Die vier Orgeln im Freiburger Münster

Les quatre orgues de la cathédrale de Fribourg-en-Brisgau, Bade-Wurtemberg

Petite chronique fribourgeoise…

Bach Pur – Marienorgel (orgue principal)
Œuvres de Johann Sebastian Bach
Ambiente Audio – ACD 1103
Durée : 1h 09′ 42″

In stylo fantastico – Langschifforgel (orgue de la nef, en nid d’hirondelle)
Œuvres Dietrich Buxtehude, Melchior Schildt, Matthias Weckmann, Franz Tunder, Johann Sebastian Bach
Ambiente Audio – ACD 1104
Durée : 1h 03′ 17″

Orgel international – Michaelsorgel (orgue de la chapelle Saint-Michel, tribune ouest en fond de nef)
Œuvres de Feliks Nowowiejski, Franz Liszt, Ernest Halsey, Leo Sowerby, Niels Wilhelm Gade, Mikalojus Konstantinas Čiurlionis, Anton Bruckner, Marco Enrico Bossi, César Franck
Ambiente Audio – ACD 1105
Durée : 1h 12′ 02″

Künstlerfreunde (« Amis artistes ») – Chororgel (orgue de chœur)
Œuvres de Johannes Brahms, Heinrich von Herzogenberg, Robert Fuchs, Rudolf Bibl
Ambiente Audio – ACD 1106
Durée : 1h 16′ 44″

Symphonic expressions – Die vier Orgeln im Freiburger Münster (les quatre orgues réunis)
Œuvres Franz Schmidt, Sigfrid Karg-Elert, Joseph Marx, Max Reger
Ambiente Audio – ACD 1107
Durée : 1h 20′ 04″

En coffret de 5 CD
Ambiente Audio – ACD 1109
Durée : 6h 01′ 49 »

LIVRETS ALLEMAND / ANGLAIS – 2024

Matthias Maierhofer
aux quatre orgues du Freiburger Münster

Photo de Matthias Maierhofer : © Jan Kühle

Le luxe, le vrai, serait de disposer non pas d’un très grand orgue « à tout jouer » mais de plusieurs instruments d’esthétiques différentes. Ce qui sous-entend un volume s’y prêtant et les moyens d’une telle pluralité, vers laquelle tendent des lieux d’exception. On songe, pour la diversité, à l’Orgelpark Amsterdam (1) ; à la cathédrale de Cologne et à ses deux grands Klais complémentaires, plus un projet d’orgue neuf dans la Marienkapelle (2) ; à celle de Passau, dont l’orgue monumental de 233 jeux (le plus grand du monde dans une église) combine plusieurs esthétiques, en différents emplacements et buffets, accessibles séparément ou combinées (3) ; ou encore, différemment, à Saint-François de Lausanne : un grand orgue polyvalent, un orgue italien, un orgue espagnol (4) – sans parler des universités américaines et de leurs collections instrumentales. Il va de soi que ces instruments multiples, lorsqu’ils sont pensés pour être joués ensemble (ce n’est pas le cas à Lausanne), doivent renoncer à toute différenciation en termes de diapason et de tempérament. La cathédrale de Freiburg im Breisgau en est un glorieux exemple : le Münster (épargné par le bombardement de 1944, contrairement au voisinage immédiat, mais dont les orgues furent endommagés) dispose en effet de quatre orgues, plusieurs fois reconstruits au fil du temps, physiquement et esthétiquement indépendants, tous néanmoins pilotables depuis une console centrale signée Klais (Hauptspieltisch – les plans sonores des quatre orgues y sont tous « flottants », librement attribuables tant aux quatre claviers manuels qu’à la pédale) : 154 jeux (170 registres / 210 rangs),10 363 tuyaux.
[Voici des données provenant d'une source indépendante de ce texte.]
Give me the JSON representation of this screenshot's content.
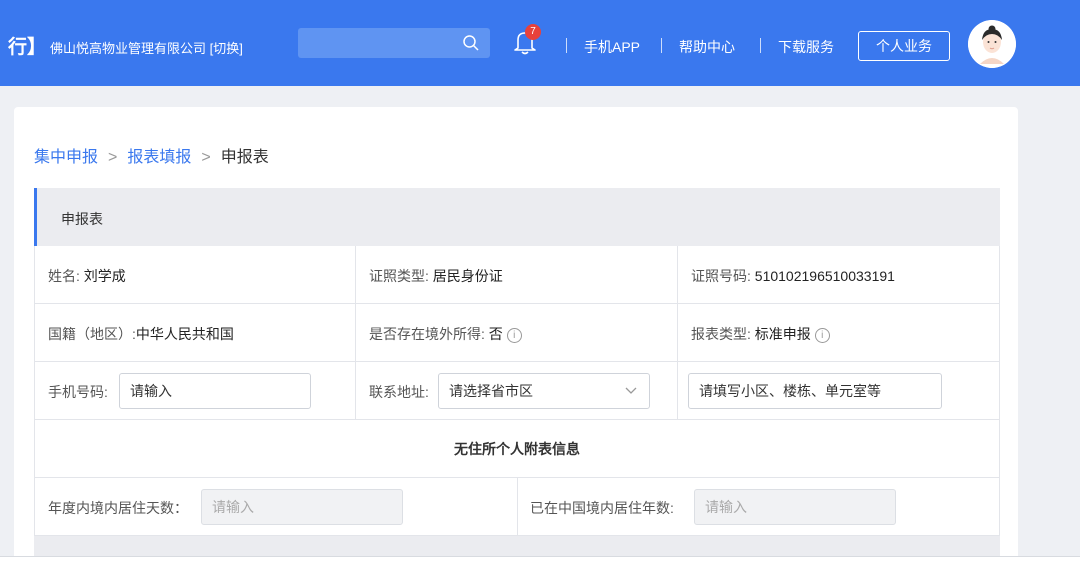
{
  "header": {
    "left_text": "行】",
    "company": "佛山悦高物业管理有限公司 [切换]",
    "search_placeholder": "",
    "notification_count": "7",
    "links": [
      "手机APP",
      "帮助中心",
      "下载服务"
    ],
    "personal_button": "个人业务",
    "brand_color": "#3a78ee"
  },
  "breadcrumb": {
    "items": [
      "集中申报",
      "报表填报",
      "申报表"
    ],
    "separator": ">"
  },
  "form": {
    "section_title": "申报表",
    "name_label": "姓名:",
    "name_value": "刘学成",
    "id_type_label": "证照类型:",
    "id_type_value": "居民身份证",
    "id_no_label": "证照号码:",
    "id_no_value": "510102196510033191",
    "nationality_label": "国籍（地区）:",
    "nationality_value": "中华人民共和国",
    "overseas_label": "是否存在境外所得:",
    "overseas_value": "否",
    "report_type_label": "报表类型:",
    "report_type_value": "标准申报",
    "phone_label": "手机号码:",
    "phone_value": "请输入",
    "address_label": "联系地址:",
    "address_select": "请选择省市区",
    "address_detail": "请填写小区、楼栋、单元室等",
    "nonresident_title": "无住所个人附表信息",
    "days_label": "年度内境内居住天数：",
    "days_placeholder": "请输入",
    "years_label": "已在中国境内居住年数:",
    "years_placeholder": "请输入",
    "info_icon": "i"
  }
}
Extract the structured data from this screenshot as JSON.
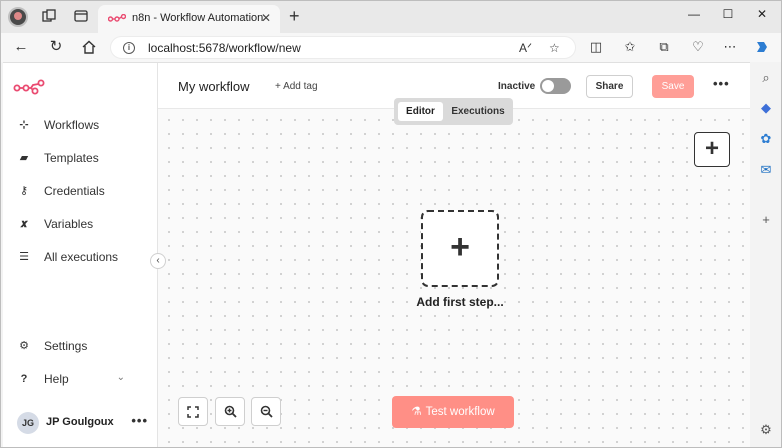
{
  "browser": {
    "tab_title": "n8n - Workflow Automation",
    "tab_close": "✕",
    "new_tab": "+",
    "url": "localhost:5678/workflow/new",
    "window_controls": {
      "minimize": "—",
      "maximize": "☐",
      "close": "✕"
    }
  },
  "sidebar": {
    "items": [
      {
        "label": "Workflows",
        "icon": "workflows-icon"
      },
      {
        "label": "Templates",
        "icon": "templates-icon"
      },
      {
        "label": "Credentials",
        "icon": "key-icon"
      },
      {
        "label": "Variables",
        "icon": "variables-icon"
      },
      {
        "label": "All executions",
        "icon": "list-icon"
      }
    ],
    "settings_label": "Settings",
    "help_label": "Help",
    "user": {
      "initials": "JG",
      "name": "JP Goulgoux",
      "more": "•••"
    }
  },
  "header": {
    "workflow_name": "My workflow",
    "add_tag": "+ Add tag",
    "active_state": "Inactive",
    "share_label": "Share",
    "save_label": "Save",
    "more": "•••"
  },
  "canvas": {
    "tabs": {
      "editor": "Editor",
      "executions": "Executions"
    },
    "add_first_step": "Add first step...",
    "test_workflow": "Test workflow"
  },
  "colors": {
    "brand": "#ea4b71",
    "save_button": "#ff9e97",
    "test_button": "#ff8f86"
  }
}
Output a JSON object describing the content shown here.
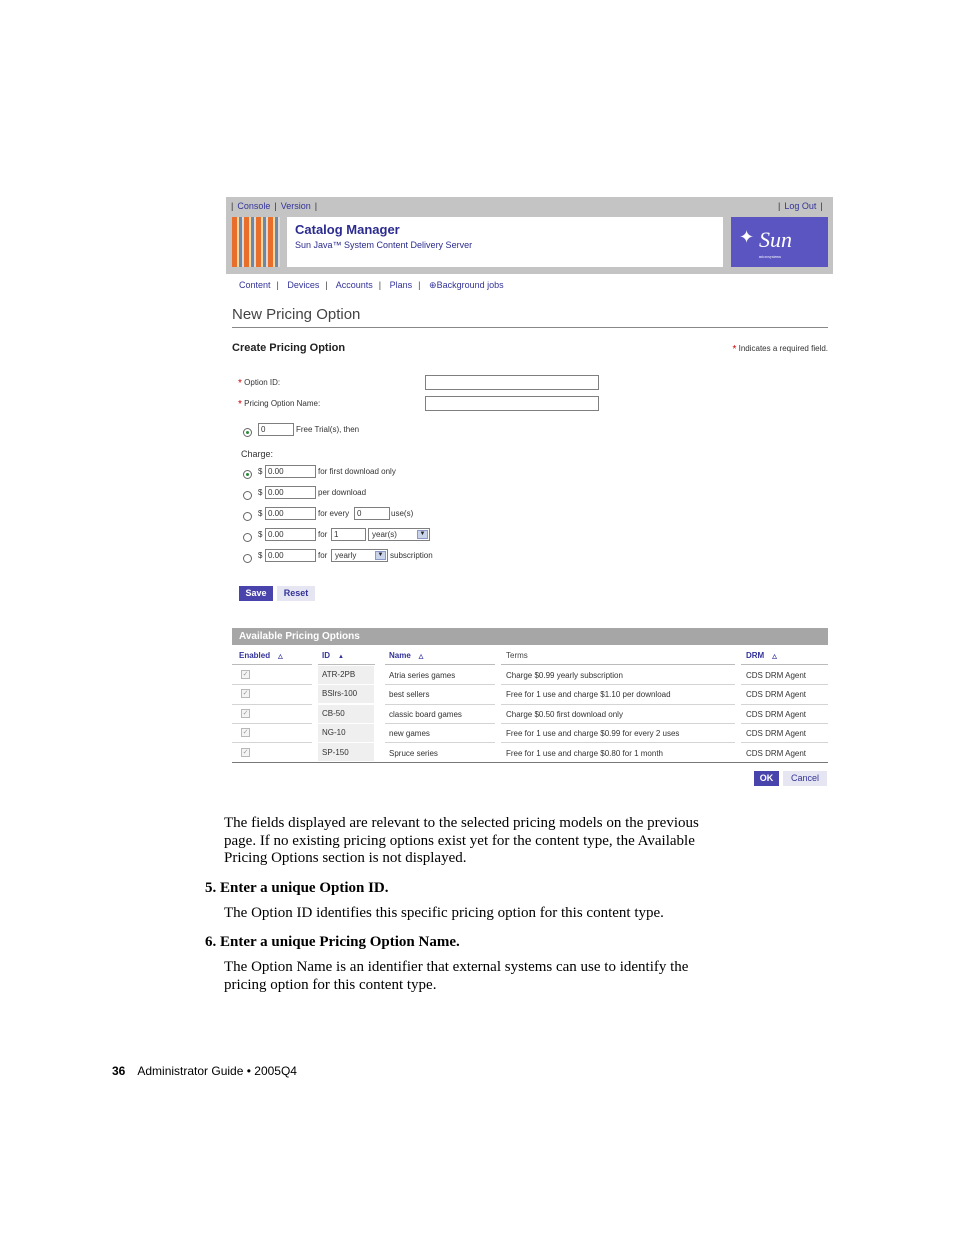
{
  "screenshot": {
    "top_nav": {
      "console": "Console",
      "version": "Version",
      "logout": "Log Out"
    },
    "app_title": "Catalog Manager",
    "app_subtitle": "Sun Java™ System Content Delivery Server",
    "brand": "Sun",
    "brand_tagline": "microsystems",
    "main_nav": [
      "Content",
      "Devices",
      "Accounts",
      "Plans",
      "Background jobs"
    ],
    "page_heading": "New Pricing Option",
    "section_heading": "Create Pricing Option",
    "required_note": "Indicates a required field.",
    "form": {
      "option_id_label": "Option ID:",
      "option_name_label": "Pricing Option Name:",
      "trial_value": "0",
      "trial_suffix": "Free Trial(s), then",
      "charge_label": "Charge:",
      "currency": "$",
      "charge_rows": [
        {
          "value": "0.00",
          "text": "for first download only",
          "selected": true
        },
        {
          "value": "0.00",
          "text": "per download",
          "selected": false
        },
        {
          "value": "0.00",
          "pre": "for every",
          "count": "0",
          "post": "use(s)",
          "selected": false
        },
        {
          "value": "0.00",
          "pre": "for",
          "count": "1",
          "select": "year(s)",
          "selected": false
        },
        {
          "value": "0.00",
          "pre": "for",
          "select": "yearly",
          "post": "subscription",
          "selected": false
        }
      ],
      "save_label": "Save",
      "reset_label": "Reset"
    },
    "table": {
      "title": "Available Pricing Options",
      "headers": {
        "enabled": "Enabled",
        "id": "ID",
        "name": "Name",
        "terms": "Terms",
        "drm": "DRM"
      },
      "rows": [
        {
          "id": "ATR-2PB",
          "name": "Atria series games",
          "terms": "Charge $0.99 yearly subscription",
          "drm": "CDS DRM Agent"
        },
        {
          "id": "BSlrs-100",
          "name": "best sellers",
          "terms": "Free for 1 use and charge $1.10 per download",
          "drm": "CDS DRM Agent"
        },
        {
          "id": "CB-50",
          "name": "classic board games",
          "terms": "Charge $0.50 first download only",
          "drm": "CDS DRM Agent"
        },
        {
          "id": "NG-10",
          "name": "new games",
          "terms": "Free for 1 use and charge $0.99 for every 2 uses",
          "drm": "CDS DRM Agent"
        },
        {
          "id": "SP-150",
          "name": "Spruce series",
          "terms": "Free for 1 use and charge $0.80 for 1 month",
          "drm": "CDS DRM Agent"
        }
      ],
      "ok_label": "OK",
      "cancel_label": "Cancel"
    }
  },
  "body": {
    "intro": [
      "The fields displayed are relevant to the selected pricing models on the previous",
      "page. If no existing pricing options exist yet for the content type, the Available",
      "Pricing Options section is not displayed."
    ],
    "step5_title": "5. Enter a unique Option ID.",
    "step5_text": "The Option ID identifies this specific pricing option for this content type.",
    "step6_title": "6. Enter a unique Pricing Option Name.",
    "step6_text": [
      "The Option Name is an identifier that external systems can use to identify the",
      "pricing option for this content type."
    ]
  },
  "footer": {
    "page_number": "36",
    "title": "Administrator Guide • 2005Q4"
  }
}
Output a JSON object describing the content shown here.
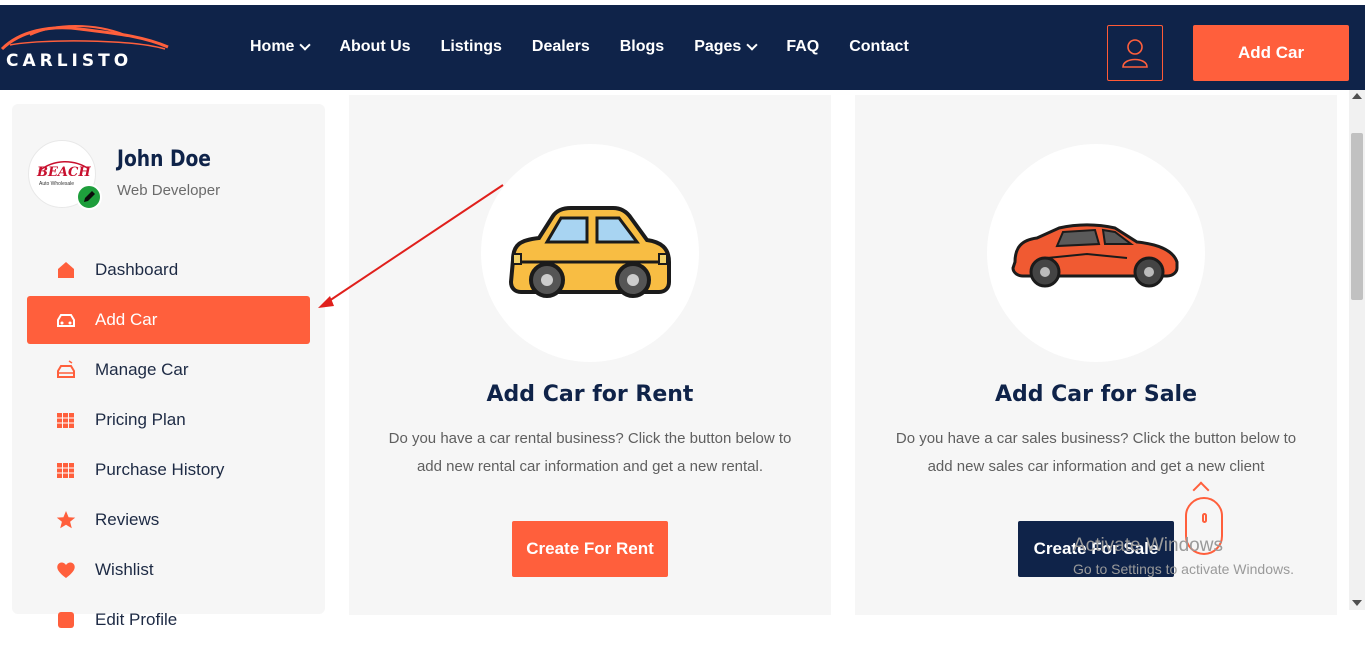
{
  "brand": {
    "name": "CARLISTO",
    "accent": "#ff5f3c",
    "navy": "#0f2349"
  },
  "nav": {
    "items": [
      {
        "label": "Home",
        "dropdown": true
      },
      {
        "label": "About Us",
        "dropdown": false
      },
      {
        "label": "Listings",
        "dropdown": false
      },
      {
        "label": "Dealers",
        "dropdown": false
      },
      {
        "label": "Blogs",
        "dropdown": false
      },
      {
        "label": "Pages",
        "dropdown": true
      },
      {
        "label": "FAQ",
        "dropdown": false
      },
      {
        "label": "Contact",
        "dropdown": false
      }
    ],
    "user_icon": "user-icon",
    "add_car_label": "Add Car"
  },
  "profile": {
    "name": "John Doe",
    "role": "Web Developer",
    "avatar_logo": "BEACH",
    "avatar_sub": "Auto Wholesale",
    "edit_icon": "pencil-icon"
  },
  "sidebar": {
    "items": [
      {
        "label": "Dashboard",
        "icon": "dashboard-icon",
        "active": false
      },
      {
        "label": "Add Car",
        "icon": "car-icon",
        "active": true
      },
      {
        "label": "Manage Car",
        "icon": "car-manage-icon",
        "active": false
      },
      {
        "label": "Pricing Plan",
        "icon": "pricing-icon",
        "active": false
      },
      {
        "label": "Purchase History",
        "icon": "history-icon",
        "active": false
      },
      {
        "label": "Reviews",
        "icon": "star-icon",
        "active": false
      },
      {
        "label": "Wishlist",
        "icon": "heart-icon",
        "active": false
      },
      {
        "label": "Edit Profile",
        "icon": "edit-profile-icon",
        "active": false
      }
    ]
  },
  "cards": {
    "rent": {
      "title": "Add Car for Rent",
      "desc": "Do you have a car rental business? Click the button below to add new rental car information and get a new rental.",
      "button": "Create For Rent",
      "icon": "yellow-car-icon"
    },
    "sale": {
      "title": "Add Car for Sale",
      "desc": "Do you have a car sales business? Click the button below to add new sales car information and get a new client",
      "button": "Create For Sale",
      "icon": "red-sports-car-icon"
    }
  },
  "watermark": {
    "line1": "Activate Windows",
    "line2": "Go to Settings to activate Windows."
  }
}
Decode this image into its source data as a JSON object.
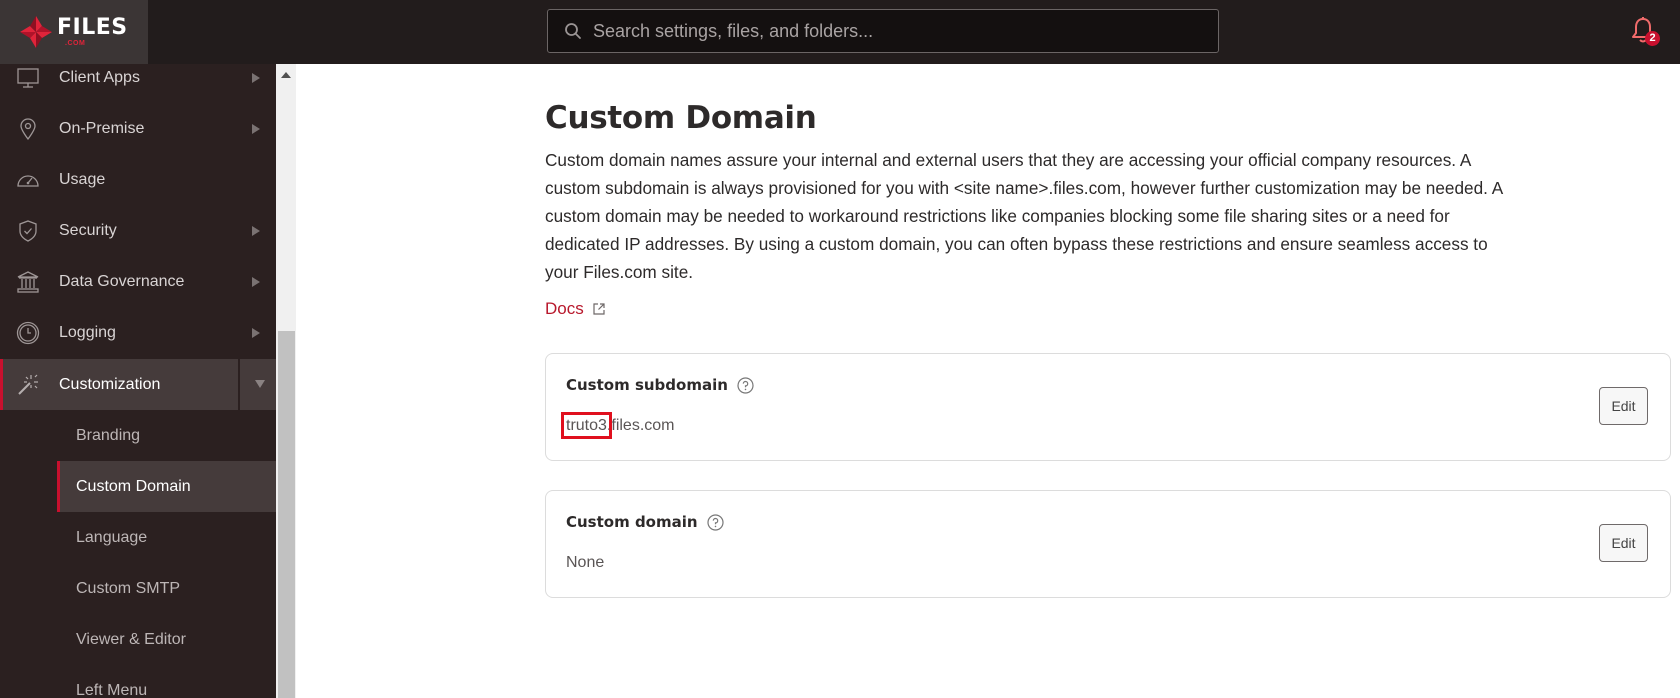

Après avoir enseigné à la Hochschule für Musik und Theater Felix Mendelssohn Bartholdy de Leipzig puis à l’Université d’Austin (Texas), Matthias Maierhofer est depuis 2016 professeur à la Hochschule für Musik de Freiburg, organiste titulaire des orgues du Münster et directeur artistique des Internationale Orgelkonzerte im Freiburger Münster – quinze concerts pour cette saison 2025, entre mi-juin et fin septembre. Enregistrés entre 2019 et 2024 (un CD pour chaque orgue dans un répertoire spécifique avec nombre de raretés, cependant que le cinquième réunit les quatre orgues), ces cinq CD font l’objet d’une double parution, séparément et en coffret – remarquables prises de son signées Toms Spogis.

Bach Pur – Marienorgel

Honneur à Bach pour ce premier portrait instrumental. L’orgue principal du Münster est le Marienorgel (« orgue de la Vierge ») : 62/IV+Péd. Si l’instrument précédent (1936) était au droit de la tribune du transept nord (peu saillant), l’actuel Rieger de 1965 est suspendu à la paroi est du même transept, tourné de 30° par rapport au mur arrière afin de projeter le son de façon optimale dans l’édifice. Mécanique depuis sa propre console, il arbore une esthétique hybride, aux trois claviers « classiques » répondant un Schwellwerk (Récit expressif) romantique-symphonique allemand. Le Rieger néobaroque d’origine a été entièrement restauré en 2001 par Glatter-Götz, puis en 2017 par Rieger (quelques jeux d’anches ont été changés en 2021). Par deux fois modifiée, l’harmonisation actuelle revendique une image sonore « universelle et classique ». Bach y sonne grandement, les œuvres imposantes (Toccata et fugue « Dorienne » ou Passacaille, celle-ci, peu « registrée », s’en tenant globalement à un plenum choisi avec détente centrale de la section aérienne des mes. 112-128) comme les pages plus délicates : Sonate en trio n°6Chorals Liebster Jesu, wir sind hier BWV 730-731, Partita O Gott, du frommer Gott. Matthias Maierhofer adopte des tempos judicieusement pondérés, en vive adéquation avec l’acoustique riche et porteuse. Puissamment articulé et structurant, son toucher permet d’apprécier les nuances tant de la polyphonie que des timbres, d’une noble et fière éloquence. Dans la Passacaille, la matière sonore donne le sentiment d’être sculptée de l’intérieur, projetée d’un bloc, lumineux, dans la croisée, la sonorité d’ensemble se parant de cette fameuse Gravität prisée de Bach.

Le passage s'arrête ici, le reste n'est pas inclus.